The first round of the NCAA tournament is the most exciting event in sports
I generally try to be rational and level-headed when I react to sports — my Steph Curry tweets excepting — but at the risk of sounding extremely reactionary, I’m just going to say it: the first round of the NCAA tournament are the two most exciting days of the sports year.
Okay, maybe that isn’t that dramatic of a statement. I bet a lot of you even nodded as you read that sentence. But think about that claim. The first two days of the tournament include a number of significant mismatches — more than half of this year’s first round games were decided by double-digits and seven of them were decided by 20 points or more — and the games are sometimes horribly ugly (a moment of silence for anyone that watched the Wisconsin-Pittsburgh game on Friday).
What I’m claiming is that the first round of this amateur, turnover-laden, blowout-filled tournament is more exciting than the Super Bowl, the NBA Finals, the World Series, college football bowl season, the UEFA Champions League, the Olympics or the World Cup (which had more than a billion people watch the final in 2014).
The NCAA tournament loses some of its excitement as it progresses, whereas events like the World Cup, the Champions League or the Olympics gain excitement the longer they go. And the quality of the product in the NBA Finals is lightyears beyond what the tournament provides. Taken as a whole, many of those other sporting events are better spectacles.
But the first two days of March Madness are absolute magic and nothing else can top it.
No other sporting event on the planet can compete with the sheer number of games — 32 of them in a roughly 24-hour period and as many as four of them on at once for the majority of each day. It’s very rare that all of the games on at any given time are duds, so as long as you can find TruTV, you’re virtually guaranteed to find at least one exciting game on.

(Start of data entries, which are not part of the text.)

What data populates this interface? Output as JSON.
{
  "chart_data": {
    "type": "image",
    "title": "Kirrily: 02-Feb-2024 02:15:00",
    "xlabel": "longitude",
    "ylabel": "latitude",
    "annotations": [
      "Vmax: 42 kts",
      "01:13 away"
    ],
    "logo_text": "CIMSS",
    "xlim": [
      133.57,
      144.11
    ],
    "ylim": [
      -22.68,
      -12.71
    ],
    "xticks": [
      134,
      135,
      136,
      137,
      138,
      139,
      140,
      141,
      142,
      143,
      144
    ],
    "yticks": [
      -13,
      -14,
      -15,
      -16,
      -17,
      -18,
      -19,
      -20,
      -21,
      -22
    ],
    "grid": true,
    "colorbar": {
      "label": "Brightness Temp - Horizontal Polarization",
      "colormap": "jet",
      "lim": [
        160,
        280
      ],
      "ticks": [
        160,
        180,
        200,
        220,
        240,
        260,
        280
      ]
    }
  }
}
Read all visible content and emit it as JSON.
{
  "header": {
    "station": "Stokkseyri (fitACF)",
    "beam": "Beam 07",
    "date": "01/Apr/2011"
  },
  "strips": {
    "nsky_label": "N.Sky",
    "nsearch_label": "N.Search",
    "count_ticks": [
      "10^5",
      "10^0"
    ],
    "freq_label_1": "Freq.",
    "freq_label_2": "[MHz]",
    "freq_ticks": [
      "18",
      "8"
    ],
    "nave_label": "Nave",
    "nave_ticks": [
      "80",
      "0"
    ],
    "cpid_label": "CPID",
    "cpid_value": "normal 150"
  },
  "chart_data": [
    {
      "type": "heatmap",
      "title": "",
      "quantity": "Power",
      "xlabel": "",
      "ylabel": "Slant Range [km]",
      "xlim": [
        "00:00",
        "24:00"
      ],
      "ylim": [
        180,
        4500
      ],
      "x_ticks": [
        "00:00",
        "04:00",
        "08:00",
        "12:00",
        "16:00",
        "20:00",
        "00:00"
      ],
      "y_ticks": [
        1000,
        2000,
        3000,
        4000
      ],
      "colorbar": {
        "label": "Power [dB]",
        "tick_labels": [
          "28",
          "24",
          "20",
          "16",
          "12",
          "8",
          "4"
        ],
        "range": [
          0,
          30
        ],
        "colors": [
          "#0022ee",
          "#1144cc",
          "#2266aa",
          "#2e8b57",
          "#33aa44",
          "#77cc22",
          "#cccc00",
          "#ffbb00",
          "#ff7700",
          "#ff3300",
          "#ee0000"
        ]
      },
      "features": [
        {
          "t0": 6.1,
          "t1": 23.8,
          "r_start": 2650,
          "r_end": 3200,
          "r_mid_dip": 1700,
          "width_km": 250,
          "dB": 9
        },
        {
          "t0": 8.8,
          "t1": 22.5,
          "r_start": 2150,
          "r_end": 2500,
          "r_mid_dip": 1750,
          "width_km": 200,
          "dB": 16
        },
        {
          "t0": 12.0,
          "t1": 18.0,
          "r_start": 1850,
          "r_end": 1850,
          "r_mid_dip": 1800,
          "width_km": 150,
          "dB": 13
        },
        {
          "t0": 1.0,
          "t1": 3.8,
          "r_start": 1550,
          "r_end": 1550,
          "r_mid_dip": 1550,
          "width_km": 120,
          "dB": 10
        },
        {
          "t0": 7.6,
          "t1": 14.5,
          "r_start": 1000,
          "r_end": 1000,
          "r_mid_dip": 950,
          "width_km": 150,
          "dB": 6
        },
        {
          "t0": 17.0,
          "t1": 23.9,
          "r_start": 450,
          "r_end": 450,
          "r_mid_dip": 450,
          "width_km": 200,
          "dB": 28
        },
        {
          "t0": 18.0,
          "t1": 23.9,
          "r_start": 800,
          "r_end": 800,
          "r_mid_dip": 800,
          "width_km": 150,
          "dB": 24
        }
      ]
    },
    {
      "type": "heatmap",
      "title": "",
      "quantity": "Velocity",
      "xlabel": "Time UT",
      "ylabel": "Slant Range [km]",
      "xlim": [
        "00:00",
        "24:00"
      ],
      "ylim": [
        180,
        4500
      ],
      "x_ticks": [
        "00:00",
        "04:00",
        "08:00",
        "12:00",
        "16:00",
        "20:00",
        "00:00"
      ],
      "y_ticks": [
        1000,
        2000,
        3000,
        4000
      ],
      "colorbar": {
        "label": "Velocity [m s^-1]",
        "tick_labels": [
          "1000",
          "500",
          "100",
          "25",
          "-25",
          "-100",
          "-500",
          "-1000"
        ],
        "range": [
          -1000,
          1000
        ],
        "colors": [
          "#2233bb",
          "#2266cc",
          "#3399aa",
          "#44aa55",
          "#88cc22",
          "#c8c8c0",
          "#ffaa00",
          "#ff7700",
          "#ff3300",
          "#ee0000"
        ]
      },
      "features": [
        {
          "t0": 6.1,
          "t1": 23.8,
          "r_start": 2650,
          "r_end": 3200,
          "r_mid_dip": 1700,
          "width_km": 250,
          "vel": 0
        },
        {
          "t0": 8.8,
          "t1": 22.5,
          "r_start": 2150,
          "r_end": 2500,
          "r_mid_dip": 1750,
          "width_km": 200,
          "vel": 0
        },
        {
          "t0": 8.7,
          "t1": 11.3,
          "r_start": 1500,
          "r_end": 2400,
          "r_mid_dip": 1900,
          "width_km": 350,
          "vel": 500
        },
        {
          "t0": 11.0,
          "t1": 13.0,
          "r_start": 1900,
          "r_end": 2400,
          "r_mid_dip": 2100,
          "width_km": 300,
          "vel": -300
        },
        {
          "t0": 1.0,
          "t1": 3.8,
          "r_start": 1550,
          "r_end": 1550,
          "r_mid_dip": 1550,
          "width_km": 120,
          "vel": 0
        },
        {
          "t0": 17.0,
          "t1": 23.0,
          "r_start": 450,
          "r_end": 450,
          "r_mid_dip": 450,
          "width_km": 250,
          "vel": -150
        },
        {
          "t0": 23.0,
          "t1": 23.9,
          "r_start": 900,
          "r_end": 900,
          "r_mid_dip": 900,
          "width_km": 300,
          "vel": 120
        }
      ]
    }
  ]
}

People of all ages love the tournament, but it’s especially attractive to the Millennial generation: constant channel-flipping, nonstop-action and a maelstrom of social media use, which creates the feeling of community and togetherness that researchers say our generation craves.
The advent of bracket pools has only added to the enjoyment of the tournament, especially the first round. It creates a rooting interest where none existed before and provides immediate bragging rights for anyone that gets lucky and picks a couple of the first-round upsets (don’t pretend like you knew Michigan State was going to lose to the Blue Raiders).
The true beauty of the first round, however, are those upsets. I know they’re coming every year, yet I still lose my mind every time a double-digit seed advances to the next round. I’ll admit, I’m a sucker for the underdog victories (Middle Tennessee State!!!!) and I get so emotionally invested in these schools I don’t have any rational reason to root for. I was as elated with Arkansas Little-Rock’s double-overtime win as any Trojan fan and as crushed with Florida Gulf Coast’s defeat as any resident of Dunk City.
But there’s always another team to win my heart (did I mention Middle Tennessee?) and that’s why the tournament is so exciting.
Now that the tournament has progressed to the Sweet Sixteen, most of those double-digit seeds have been knocked out, there are fewer games and the action is less-constant.
I’m already counting down the days to the first round of the tournament next year.
—Thomas Sorenson is a junior majoring in journalism and only skipped a couple of classes on Thursday and Friday to watch the first round. He maintains that the NBA is vastly superior to college basketball, but respects the right of everyone who thinks college basketball is better to be wrong. Still, he loves the spectacle of the tournament and will forever cheer for Dunk City.